When his father died of pneumonia in 1982, the royal council chose the 14-year-old prince Makhosetive to be the next king. For the next four years two female relatives served as regent, Queen Dzeliwe Shongwe (1982–1983) and Queen Ntombi Tfwala (1983–1986) while he continued with his education, attending the English Sherborne School.He later went to school in South Africa before he was ordered back to take over.
He was introduced as crown prince in September 1983 and was crowned king on April 25, 1986, aged 18 years and 6 days, and thus making him the youngest reigning monarch. The king and his mother, whose title is Indovukazi (Great She-Elephant), rule jointly.

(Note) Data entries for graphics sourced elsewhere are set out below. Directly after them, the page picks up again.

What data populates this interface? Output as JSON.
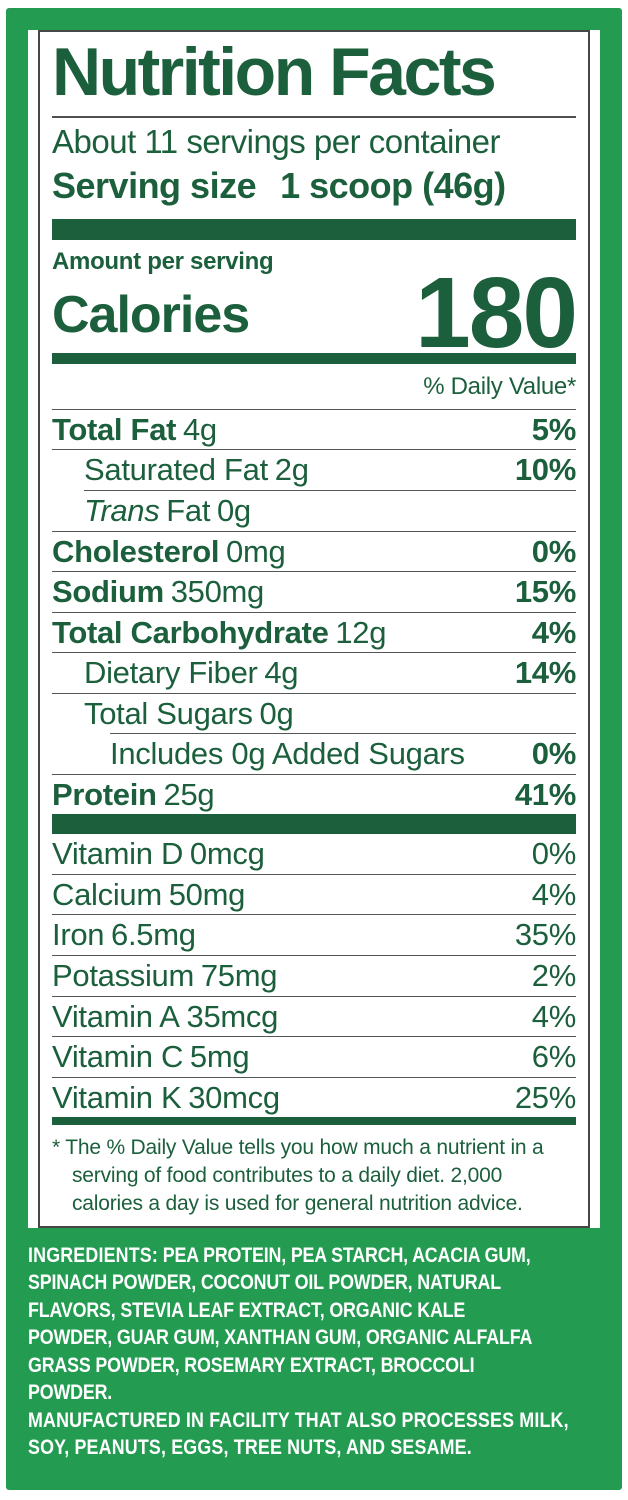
{
  "colors": {
    "brand_green": "#239C52",
    "dark_green": "#1C5F3C",
    "hairline_gray": "#565656",
    "ingredients_text": "#FFFFFF"
  },
  "label": {
    "title": "Nutrition Facts",
    "servings": "About 11 servings per container",
    "serving_size_label": "Serving size",
    "serving_size_value": "1 scoop (46g)",
    "amount_per_serving": "Amount per serving",
    "calories_label": "Calories",
    "calories_value": "180",
    "daily_value_header": "% Daily Value*",
    "footnote": "* The % Daily Value tells you how much a nutrient in a\nserving of food contributes to a daily diet. 2,000\ncalories a day is used for general nutrition advice."
  },
  "nutrients": [
    {
      "name": "Total Fat",
      "amount": "4g",
      "dv": "5%"
    },
    {
      "name": "Saturated Fat",
      "amount": "2g",
      "dv": "10%"
    },
    {
      "name_italic": "Trans",
      "name_rest": "Fat",
      "amount": "0g",
      "dv": ""
    },
    {
      "name": "Cholesterol",
      "amount": "0mg",
      "dv": "0%"
    },
    {
      "name": "Sodium",
      "amount": "350mg",
      "dv": "15%"
    },
    {
      "name": "Total Carbohydrate",
      "amount": "12g",
      "dv": "4%"
    },
    {
      "name": "Dietary Fiber",
      "amount": "4g",
      "dv": "14%"
    },
    {
      "name": "Total Sugars",
      "amount": "0g",
      "dv": ""
    },
    {
      "name": "Includes 0g Added Sugars",
      "amount": "",
      "dv": "0%"
    },
    {
      "name": "Protein",
      "amount": "25g",
      "dv": "41%"
    }
  ],
  "vitamins": [
    {
      "name": "Vitamin D",
      "amount": "0mcg",
      "dv": "0%"
    },
    {
      "name": "Calcium",
      "amount": "50mg",
      "dv": "4%"
    },
    {
      "name": "Iron",
      "amount": "6.5mg",
      "dv": "35%"
    },
    {
      "name": "Potassium",
      "amount": "75mg",
      "dv": "2%"
    },
    {
      "name": "Vitamin A",
      "amount": "35mcg",
      "dv": "4%"
    },
    {
      "name": "Vitamin C",
      "amount": "5mg",
      "dv": "6%"
    },
    {
      "name": "Vitamin K",
      "amount": "30mcg",
      "dv": "25%"
    }
  ],
  "ingredients": {
    "label": "INGREDIENTS:",
    "list": " PEA PROTEIN, PEA STARCH, ACACIA GUM,\nSPINACH POWDER, COCONUT OIL POWDER, NATURAL\nFLAVORS, STEVIA LEAF EXTRACT, ORGANIC KALE\nPOWDER, GUAR GUM, XANTHAN GUM, ORGANIC ALFALFA\nGRASS POWDER, ROSEMARY EXTRACT, BROCCOLI\nPOWDER.",
    "allergen": "MANUFACTURED IN FACILITY THAT ALSO PROCESSES MILK,\nSOY, PEANUTS, EGGS, TREE NUTS, AND SESAME."
  }
}
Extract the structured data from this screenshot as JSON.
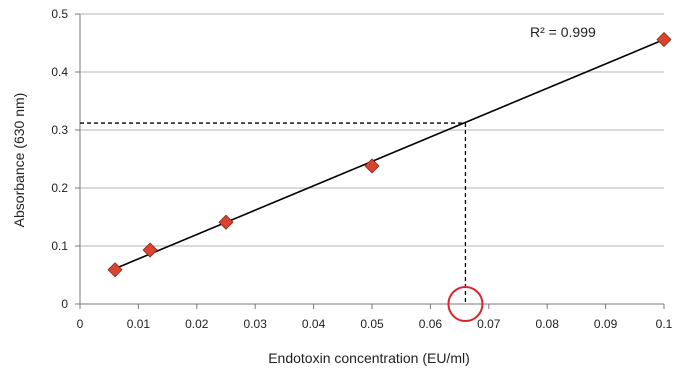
{
  "chart_data": {
    "type": "scatter",
    "xlabel": "Endotoxin concentration (EU/ml)",
    "ylabel": "Absorbance (630 nm)",
    "xlim": [
      0,
      0.1
    ],
    "ylim": [
      0,
      0.5
    ],
    "x_ticks": [
      "0",
      "0.01",
      "0.02",
      "0.03",
      "0.04",
      "0.05",
      "0.06",
      "0.07",
      "0.08",
      "0.09",
      "0.1"
    ],
    "y_ticks": [
      "0",
      "0.1",
      "0.2",
      "0.3",
      "0.4",
      "0.5"
    ],
    "grid": "horizontal",
    "series": [
      {
        "x": [
          0.006,
          0.012,
          0.025,
          0.05,
          0.1
        ],
        "y": [
          0.059,
          0.093,
          0.141,
          0.238,
          0.456
        ],
        "marker": "diamond",
        "color": "#d9442e"
      }
    ],
    "trendline": {
      "type": "linear",
      "x": [
        0.006,
        0.1
      ],
      "y": [
        0.061,
        0.456
      ],
      "color": "#000000"
    },
    "annotation": {
      "r2_text": "R² = 0.999"
    },
    "reference_lines": {
      "x": 0.066,
      "y": 0.312,
      "style": "dashed"
    },
    "highlight_circle": {
      "x": 0.066,
      "y": 0,
      "color": "#d9242b"
    }
  }
}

Today he is Africa’s last absolute monarch. He inherited a rule by decree, but did restore the nation’s parliament, which had been dissolved by his father. The country is however,slowly becoming more democratised as seen by the enactment of the Swazi constitution(2005) after a long constitutional drafting process.

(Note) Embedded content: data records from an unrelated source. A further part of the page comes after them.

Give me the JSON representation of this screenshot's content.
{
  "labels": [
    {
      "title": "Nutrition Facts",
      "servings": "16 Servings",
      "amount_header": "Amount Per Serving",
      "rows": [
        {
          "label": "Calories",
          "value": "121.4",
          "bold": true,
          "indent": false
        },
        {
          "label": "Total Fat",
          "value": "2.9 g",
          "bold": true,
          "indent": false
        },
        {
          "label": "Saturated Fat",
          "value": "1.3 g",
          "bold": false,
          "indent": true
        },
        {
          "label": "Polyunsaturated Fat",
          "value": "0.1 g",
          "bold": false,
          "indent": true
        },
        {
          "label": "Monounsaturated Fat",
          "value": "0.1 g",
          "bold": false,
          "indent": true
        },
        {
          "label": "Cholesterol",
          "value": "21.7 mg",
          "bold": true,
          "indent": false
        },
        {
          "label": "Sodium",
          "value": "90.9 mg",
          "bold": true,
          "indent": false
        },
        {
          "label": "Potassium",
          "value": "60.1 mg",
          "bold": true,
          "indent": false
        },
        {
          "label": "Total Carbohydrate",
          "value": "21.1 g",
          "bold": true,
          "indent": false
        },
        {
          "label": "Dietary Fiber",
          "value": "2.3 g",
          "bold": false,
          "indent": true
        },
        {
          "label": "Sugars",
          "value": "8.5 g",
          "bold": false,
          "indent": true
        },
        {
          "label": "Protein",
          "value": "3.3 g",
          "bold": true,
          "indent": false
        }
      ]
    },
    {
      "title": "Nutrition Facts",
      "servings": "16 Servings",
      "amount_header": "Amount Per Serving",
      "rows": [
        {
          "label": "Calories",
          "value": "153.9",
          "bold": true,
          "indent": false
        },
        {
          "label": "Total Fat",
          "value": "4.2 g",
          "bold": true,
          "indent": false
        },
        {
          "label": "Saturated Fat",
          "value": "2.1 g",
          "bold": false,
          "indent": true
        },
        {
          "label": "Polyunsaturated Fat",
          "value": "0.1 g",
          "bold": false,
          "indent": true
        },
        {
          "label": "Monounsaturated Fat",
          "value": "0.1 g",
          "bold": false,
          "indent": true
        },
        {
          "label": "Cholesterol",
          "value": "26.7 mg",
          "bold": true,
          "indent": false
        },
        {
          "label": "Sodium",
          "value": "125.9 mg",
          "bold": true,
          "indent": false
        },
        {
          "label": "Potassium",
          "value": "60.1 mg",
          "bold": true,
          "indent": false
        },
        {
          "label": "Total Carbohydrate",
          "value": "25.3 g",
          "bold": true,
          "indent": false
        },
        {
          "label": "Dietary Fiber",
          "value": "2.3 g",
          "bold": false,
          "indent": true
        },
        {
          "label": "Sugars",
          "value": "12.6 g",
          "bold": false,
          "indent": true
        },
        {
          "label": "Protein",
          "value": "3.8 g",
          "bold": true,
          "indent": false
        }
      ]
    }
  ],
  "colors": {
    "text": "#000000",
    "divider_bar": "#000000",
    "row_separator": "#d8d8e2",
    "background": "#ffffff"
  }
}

Mswati’s rule has been criticised for ignoring the growing problems of his subjects while lavishly spending his nation’s wealth on his own personal comfort, including buying a fleet of royal limousines, a luxury jet that cost a quarter of the nation’s annual budget (he eventually did not buy it after his subjects complained), and building and renovating palaces to house his thirteen wives. The civil and media freedom of speech are claimed by many to be restricted but as per its own admission in conferences with other regional media houses (MISA), it is free to report as it pleases. There is still a long way to go though before it really does as it pleases as in other democratic societies. All unmarried women were in 2001 placed under the chastity rite of “umcwasho” between 9 September 2001 and 19 August 2005 in an attempt to curb the spread of HIV and AIDS. This rite (re-introduced after suggestion from NGO’s), banned sexual relations for Swazis under 18 years of age, but in 2005, he violated this decree when he married a 17 year old girl, who became his 13th wife. As per custom, he was fined a cow by members of her regiment which he duly paid.
In Swaziland no king can appoint his successor. Only the royal family decides which of the wives shall be “Great wife” and “Indlovukazi” (She-Elephant / Queen Mother). The son of this “Great Wife” will automatically become the next king.

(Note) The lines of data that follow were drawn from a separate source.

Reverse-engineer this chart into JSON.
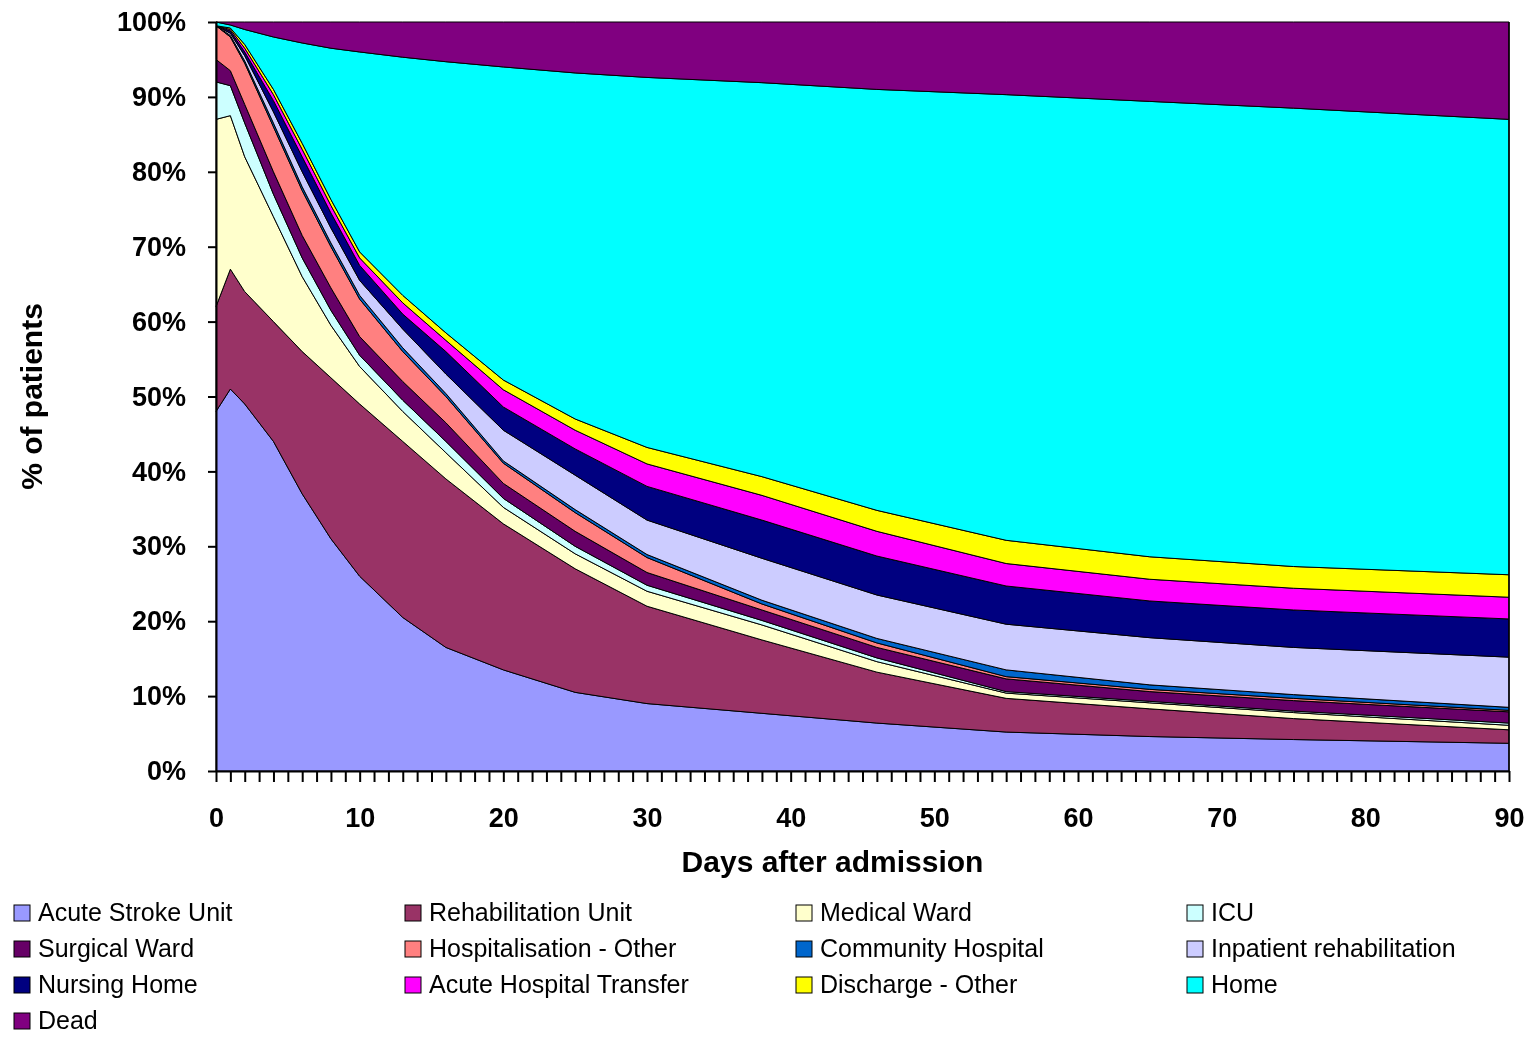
{
  "chart_data": {
    "type": "area",
    "stacked": true,
    "xlabel": "Days after admission",
    "ylabel": "% of patients",
    "legend": "bottom",
    "grid": false,
    "x": [
      0,
      1,
      2,
      4,
      6,
      8,
      10,
      13,
      16,
      20,
      25,
      30,
      38,
      46,
      55,
      65,
      75,
      90
    ],
    "xlim": [
      0,
      90
    ],
    "xticks": [
      0,
      {
        "value": 1,
        "label": null
      },
      {
        "value": 2,
        "label": null
      },
      {
        "value": 3,
        "label": null
      },
      {
        "value": 4,
        "label": null
      },
      {
        "value": 5,
        "label": null
      },
      {
        "value": 6,
        "label": null
      },
      {
        "value": 7,
        "label": null
      },
      {
        "value": 8,
        "label": null
      },
      {
        "value": 9,
        "label": null
      },
      10,
      {
        "value": 11,
        "label": null
      },
      {
        "value": 12,
        "label": null
      },
      {
        "value": 13,
        "label": null
      },
      {
        "value": 14,
        "label": null
      },
      {
        "value": 15,
        "label": null
      },
      {
        "value": 16,
        "label": null
      },
      {
        "value": 17,
        "label": null
      },
      {
        "value": 18,
        "label": null
      },
      {
        "value": 19,
        "label": null
      },
      20,
      {
        "value": 21,
        "label": null
      },
      {
        "value": 22,
        "label": null
      },
      {
        "value": 23,
        "label": null
      },
      {
        "value": 24,
        "label": null
      },
      {
        "value": 25,
        "label": null
      },
      {
        "value": 26,
        "label": null
      },
      {
        "value": 27,
        "label": null
      },
      {
        "value": 28,
        "label": null
      },
      {
        "value": 29,
        "label": null
      },
      30,
      {
        "value": 31,
        "label": null
      },
      {
        "value": 32,
        "label": null
      },
      {
        "value": 33,
        "label": null
      },
      {
        "value": 34,
        "label": null
      },
      {
        "value": 35,
        "label": null
      },
      {
        "value": 36,
        "label": null
      },
      {
        "value": 37,
        "label": null
      },
      {
        "value": 38,
        "label": null
      },
      {
        "value": 39,
        "label": null
      },
      40,
      {
        "value": 41,
        "label": null
      },
      {
        "value": 42,
        "label": null
      },
      {
        "value": 43,
        "label": null
      },
      {
        "value": 44,
        "label": null
      },
      {
        "value": 45,
        "label": null
      },
      {
        "value": 46,
        "label": null
      },
      {
        "value": 47,
        "label": null
      },
      {
        "value": 48,
        "label": null
      },
      {
        "value": 49,
        "label": null
      },
      50,
      {
        "value": 51,
        "label": null
      },
      {
        "value": 52,
        "label": null
      },
      {
        "value": 53,
        "label": null
      },
      {
        "value": 54,
        "label": null
      },
      {
        "value": 55,
        "label": null
      },
      {
        "value": 56,
        "label": null
      },
      {
        "value": 57,
        "label": null
      },
      {
        "value": 58,
        "label": null
      },
      {
        "value": 59,
        "label": null
      },
      60,
      {
        "value": 61,
        "label": null
      },
      {
        "value": 62,
        "label": null
      },
      {
        "value": 63,
        "label": null
      },
      {
        "value": 64,
        "label": null
      },
      {
        "value": 65,
        "label": null
      },
      {
        "value": 66,
        "label": null
      },
      {
        "value": 67,
        "label": null
      },
      {
        "value": 68,
        "label": null
      },
      {
        "value": 69,
        "label": null
      },
      70,
      {
        "value": 71,
        "label": null
      },
      {
        "value": 72,
        "label": null
      },
      {
        "value": 73,
        "label": null
      },
      {
        "value": 74,
        "label": null
      },
      {
        "value": 75,
        "label": null
      },
      {
        "value": 76,
        "label": null
      },
      {
        "value": 77,
        "label": null
      },
      {
        "value": 78,
        "label": null
      },
      {
        "value": 79,
        "label": null
      },
      80,
      {
        "value": 81,
        "label": null
      },
      {
        "value": 82,
        "label": null
      },
      {
        "value": 83,
        "label": null
      },
      {
        "value": 84,
        "label": null
      },
      {
        "value": 85,
        "label": null
      },
      {
        "value": 86,
        "label": null
      },
      {
        "value": 87,
        "label": null
      },
      {
        "value": 88,
        "label": null
      },
      {
        "value": 89,
        "label": null
      },
      90
    ],
    "ylim": [
      0,
      100
    ],
    "yticks": [
      {
        "value": 0,
        "label": "0%"
      },
      {
        "value": 10,
        "label": "10%"
      },
      {
        "value": 20,
        "label": "20%"
      },
      {
        "value": 30,
        "label": "30%"
      },
      {
        "value": 40,
        "label": "40%"
      },
      {
        "value": 50,
        "label": "50%"
      },
      {
        "value": 60,
        "label": "60%"
      },
      {
        "value": 70,
        "label": "70%"
      },
      {
        "value": 80,
        "label": "80%"
      },
      {
        "value": 90,
        "label": "90%"
      },
      {
        "value": 100,
        "label": "100%"
      }
    ],
    "series": [
      {
        "name": "Acute Stroke Unit",
        "color": "#9999ff",
        "values": [
          48,
          51,
          49,
          44,
          37,
          31,
          26,
          20.5,
          16.5,
          13.5,
          10.5,
          9,
          7.7,
          6.4,
          5.2,
          4.6,
          4.2,
          3.7
        ]
      },
      {
        "name": "Rehabilitation Unit",
        "color": "#993366",
        "values": [
          14,
          16,
          15,
          16,
          19,
          21.5,
          23,
          23.5,
          22.5,
          19.5,
          16.5,
          13,
          9.8,
          6.8,
          4.5,
          3.7,
          2.8,
          1.8
        ]
      },
      {
        "name": "Medical Ward",
        "color": "#ffffcc",
        "values": [
          25,
          20.5,
          18,
          14,
          10,
          7,
          5,
          4,
          3.5,
          2.2,
          2,
          2,
          2,
          1.4,
          0.7,
          0.8,
          0.8,
          0.6
        ]
      },
      {
        "name": "ICU",
        "color": "#ccffff",
        "values": [
          5,
          4,
          4.5,
          3,
          2.5,
          2,
          1.5,
          1.5,
          1.5,
          1.2,
          1,
          0.8,
          0.6,
          0.5,
          0.2,
          0.2,
          0.2,
          0.3
        ]
      },
      {
        "name": "Surgical Ward",
        "color": "#660066",
        "values": [
          3,
          2,
          2.5,
          3,
          3,
          3,
          2.5,
          2.5,
          2.5,
          2,
          2,
          1.7,
          1.4,
          1.4,
          1.7,
          1.3,
          1.4,
          1.5
        ]
      },
      {
        "name": "Hospitalisation - Other",
        "color": "#ff8080",
        "values": [
          4.5,
          4.5,
          5.5,
          6,
          6,
          5.5,
          5,
          4,
          3.5,
          2.7,
          2.5,
          2,
          0.8,
          0.6,
          0.3,
          0.3,
          0.3,
          0.2
        ]
      },
      {
        "name": "Community Hospital",
        "color": "#0066cc",
        "values": [
          0,
          0.2,
          0.3,
          0.5,
          0.5,
          0.5,
          0.5,
          0.5,
          0.4,
          0.3,
          0.4,
          0.4,
          0.5,
          0.6,
          0.9,
          0.6,
          0.5,
          0.4
        ]
      },
      {
        "name": "Inpatient rehabilitation",
        "color": "#ccccff",
        "values": [
          0,
          0.3,
          0.7,
          1.5,
          2,
          2,
          2,
          2.5,
          2.6,
          4.1,
          4.6,
          4.6,
          5.6,
          5.8,
          6.1,
          6.3,
          6.3,
          6.7
        ]
      },
      {
        "name": "Nursing Home",
        "color": "#000080",
        "values": [
          0,
          0.3,
          0.5,
          1.5,
          2,
          2,
          2,
          2,
          3,
          3.1,
          3.5,
          4.5,
          5.1,
          5.2,
          5.1,
          4.9,
          5,
          5.1
        ]
      },
      {
        "name": "Acute Hospital Transfer",
        "color": "#ff00ff",
        "values": [
          0,
          0.2,
          0.5,
          0.8,
          1,
          1,
          1,
          1.5,
          1.5,
          2.3,
          2.5,
          3,
          3.3,
          3.3,
          3,
          2.9,
          2.9,
          2.9
        ]
      },
      {
        "name": "Discharge - Other",
        "color": "#ffff00",
        "values": [
          0,
          0.2,
          0.5,
          0.7,
          0.8,
          0.8,
          0.8,
          1,
          1,
          1.3,
          1.5,
          2.2,
          2.5,
          2.8,
          3.1,
          3,
          2.9,
          3
        ]
      },
      {
        "name": "Home",
        "color": "#00ffff",
        "values": [
          0.5,
          0.4,
          2,
          7,
          13.4,
          20.2,
          26.7,
          31.8,
          36.2,
          41.8,
          46.2,
          49.4,
          52.6,
          56.2,
          59.5,
          60.8,
          61.2,
          60.8
        ]
      },
      {
        "name": "Dead",
        "color": "#800080",
        "values": [
          0,
          0.4,
          1,
          2,
          2.8,
          3.5,
          4,
          4.7,
          5.3,
          6,
          6.8,
          7.4,
          8.1,
          9,
          9.7,
          10.6,
          11.5,
          13
        ]
      }
    ]
  }
}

The “Great Wife” must only have one son and be of good character. Her character affects her child’s chances of ascending to the kingship. According to Swazi culture a son can not be the heir if his mother is not of good standing. She must not bear the maiden name of Nkhosi-Dlamini and she must not be a ritual wife (i.e. the eldest son is never the heir).
The King currently has twelve wives and two official fiancées — those who have not yet borne him a child. A Swazi king’s first two wives are chosen for him by the national councillors. These two have special functions in rituals and their sons can never claim kingship. The first wife must be a member of the Matsebula clan, the second of the Motsa clan. According to tradition, he can only marry his fiancées after they have fallen pregnant, proving they can bear heirs. Until then, they are liphovela. In 2002 it was alleged he caused Zena Mahlangu to be kidnapped to become his tenth wife, but no charges were pressed against him in his own courts.